Germany yesterday closed one of its last two black coal mines, ending an industry that laid the foundations for the country’s industrial revolution and its post-World War II economic recovery.
Miners planned to hand German President Frank-Walter Steinmeier a symbolic last lump of coal hauled up from 1,200m below ground at the Prosper-Haniel mine in the western city of Bottrop.

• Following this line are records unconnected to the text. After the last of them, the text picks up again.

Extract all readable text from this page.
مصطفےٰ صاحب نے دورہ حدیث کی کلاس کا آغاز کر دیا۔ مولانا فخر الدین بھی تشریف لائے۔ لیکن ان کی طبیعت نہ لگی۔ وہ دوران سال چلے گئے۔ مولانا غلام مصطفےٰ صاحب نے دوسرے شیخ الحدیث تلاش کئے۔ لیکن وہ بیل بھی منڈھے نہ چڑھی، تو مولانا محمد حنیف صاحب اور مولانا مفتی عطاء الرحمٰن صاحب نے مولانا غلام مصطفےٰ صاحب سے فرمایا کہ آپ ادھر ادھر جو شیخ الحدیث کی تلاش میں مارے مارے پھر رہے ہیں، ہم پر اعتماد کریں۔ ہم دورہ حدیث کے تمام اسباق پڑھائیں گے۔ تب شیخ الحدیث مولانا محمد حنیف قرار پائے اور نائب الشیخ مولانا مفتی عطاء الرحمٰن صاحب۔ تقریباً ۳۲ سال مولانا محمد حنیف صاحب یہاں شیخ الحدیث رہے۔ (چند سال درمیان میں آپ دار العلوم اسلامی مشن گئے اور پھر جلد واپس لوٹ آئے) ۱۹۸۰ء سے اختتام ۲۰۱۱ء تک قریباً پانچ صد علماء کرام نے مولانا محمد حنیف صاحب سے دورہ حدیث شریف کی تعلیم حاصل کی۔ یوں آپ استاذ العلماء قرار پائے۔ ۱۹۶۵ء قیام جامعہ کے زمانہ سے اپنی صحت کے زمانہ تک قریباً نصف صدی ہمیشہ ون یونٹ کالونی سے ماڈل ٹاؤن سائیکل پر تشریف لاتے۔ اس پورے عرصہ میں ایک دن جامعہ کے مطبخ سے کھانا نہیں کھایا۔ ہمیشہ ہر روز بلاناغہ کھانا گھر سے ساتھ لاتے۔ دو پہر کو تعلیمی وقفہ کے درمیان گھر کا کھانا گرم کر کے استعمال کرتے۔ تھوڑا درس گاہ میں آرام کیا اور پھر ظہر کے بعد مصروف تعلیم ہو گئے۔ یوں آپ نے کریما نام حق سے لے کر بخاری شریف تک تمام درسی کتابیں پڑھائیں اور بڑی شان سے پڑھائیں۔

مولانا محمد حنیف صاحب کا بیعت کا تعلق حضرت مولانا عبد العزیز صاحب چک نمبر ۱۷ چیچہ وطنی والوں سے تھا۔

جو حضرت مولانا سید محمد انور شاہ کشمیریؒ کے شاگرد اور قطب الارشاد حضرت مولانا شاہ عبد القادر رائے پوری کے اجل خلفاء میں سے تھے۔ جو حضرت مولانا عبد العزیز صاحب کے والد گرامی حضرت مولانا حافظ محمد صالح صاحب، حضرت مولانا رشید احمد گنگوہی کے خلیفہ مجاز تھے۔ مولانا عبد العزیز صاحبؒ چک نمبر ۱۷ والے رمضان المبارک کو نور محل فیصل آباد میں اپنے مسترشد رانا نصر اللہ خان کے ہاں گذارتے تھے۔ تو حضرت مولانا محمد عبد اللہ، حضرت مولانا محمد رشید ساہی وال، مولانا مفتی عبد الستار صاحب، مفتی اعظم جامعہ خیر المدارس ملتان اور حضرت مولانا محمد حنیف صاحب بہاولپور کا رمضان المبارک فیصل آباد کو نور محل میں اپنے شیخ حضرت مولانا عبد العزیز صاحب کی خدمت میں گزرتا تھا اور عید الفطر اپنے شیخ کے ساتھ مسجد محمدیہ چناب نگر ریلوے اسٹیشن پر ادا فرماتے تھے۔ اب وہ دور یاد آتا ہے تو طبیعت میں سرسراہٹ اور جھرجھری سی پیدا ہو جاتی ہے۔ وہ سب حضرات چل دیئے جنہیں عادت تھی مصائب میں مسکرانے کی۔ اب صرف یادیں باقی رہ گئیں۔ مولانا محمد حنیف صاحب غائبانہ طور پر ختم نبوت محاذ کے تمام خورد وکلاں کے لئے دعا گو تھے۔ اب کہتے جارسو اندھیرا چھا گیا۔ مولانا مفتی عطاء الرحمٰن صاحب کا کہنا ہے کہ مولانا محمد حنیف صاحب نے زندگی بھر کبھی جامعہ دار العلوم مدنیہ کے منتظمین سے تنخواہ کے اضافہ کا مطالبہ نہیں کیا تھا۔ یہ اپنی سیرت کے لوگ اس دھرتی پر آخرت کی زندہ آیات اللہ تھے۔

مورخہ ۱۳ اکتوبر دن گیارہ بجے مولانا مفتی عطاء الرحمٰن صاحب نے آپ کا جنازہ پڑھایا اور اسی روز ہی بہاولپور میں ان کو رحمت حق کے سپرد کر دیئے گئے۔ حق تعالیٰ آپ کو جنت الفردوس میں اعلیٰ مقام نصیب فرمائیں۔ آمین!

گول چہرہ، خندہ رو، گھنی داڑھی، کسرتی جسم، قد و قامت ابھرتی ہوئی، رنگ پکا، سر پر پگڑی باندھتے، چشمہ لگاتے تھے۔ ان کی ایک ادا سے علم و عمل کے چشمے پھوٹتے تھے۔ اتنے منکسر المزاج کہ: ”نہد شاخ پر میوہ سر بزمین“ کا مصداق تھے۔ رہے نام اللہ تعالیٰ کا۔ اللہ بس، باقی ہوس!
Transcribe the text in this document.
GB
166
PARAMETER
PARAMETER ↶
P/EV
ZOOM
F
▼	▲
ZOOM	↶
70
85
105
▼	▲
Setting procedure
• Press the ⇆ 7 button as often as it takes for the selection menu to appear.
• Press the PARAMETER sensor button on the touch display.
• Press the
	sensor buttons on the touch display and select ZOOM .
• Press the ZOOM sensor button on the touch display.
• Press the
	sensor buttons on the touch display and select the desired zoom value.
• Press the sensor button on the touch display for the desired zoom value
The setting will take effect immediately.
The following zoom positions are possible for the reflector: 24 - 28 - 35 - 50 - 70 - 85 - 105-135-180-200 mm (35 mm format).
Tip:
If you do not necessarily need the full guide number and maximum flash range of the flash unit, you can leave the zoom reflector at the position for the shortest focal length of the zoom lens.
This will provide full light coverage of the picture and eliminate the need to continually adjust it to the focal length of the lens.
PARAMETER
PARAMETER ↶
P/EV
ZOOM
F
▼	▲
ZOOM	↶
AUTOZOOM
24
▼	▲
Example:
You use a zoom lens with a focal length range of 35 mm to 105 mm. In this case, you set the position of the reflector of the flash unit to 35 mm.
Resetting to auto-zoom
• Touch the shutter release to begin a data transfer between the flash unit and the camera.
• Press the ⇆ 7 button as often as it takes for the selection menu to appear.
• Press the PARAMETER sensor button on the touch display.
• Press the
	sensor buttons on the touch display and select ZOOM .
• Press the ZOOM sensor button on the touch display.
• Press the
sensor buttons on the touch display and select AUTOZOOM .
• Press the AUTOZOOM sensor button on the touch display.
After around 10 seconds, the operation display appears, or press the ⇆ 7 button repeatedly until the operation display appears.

Another mine, in the town of Ibbenbueren about 100km to the north, is to be formally closed next week.
Black coal mines once dominated the surrounding Ruhr region, employing up to 500,000 people at their peak in the 1950s, but have since been in steady decline, surviving only thanks to government subsidies.
The end of those deep-shaft mines is seen as a test for the planned closure of open-cast lignite, or brown coal, mines still operating in Germany.
The country generates almost two-fifths of its electricity from burning coal, which experts say cannot continue if Germany wants to reduce its greenhouse gas emissions in line with international climate change agreements.
However, other sources of energy might not be sufficient, especially as Germany plans to shut down its nuclear plants by 2022.
A government-appointed panel is to deliver a report in February laying out proposals for the gradual phasing out of lignite mines.
Politicians, environmentalists and miners’ union representatives are to propose ways in which tens of thousands of people whose jobs still depend on the coal industry can find new work.
One of the panel’s members said the hundreds of billions in subsidies paid to prop up black coal in Germany were a cautionary tale.
“This time we cannot do it incrementally, in a piecemeal way,” Hans Joachim Schellnhuber, founder of the Potsdam Institute for Climate Impact Research, told reporters.
With about 420 coal mining regions around the globe facing similar pressure to shut down in the next few years, Schellnhuber said Germany could become a pioneer in the transition away from fossil fuels.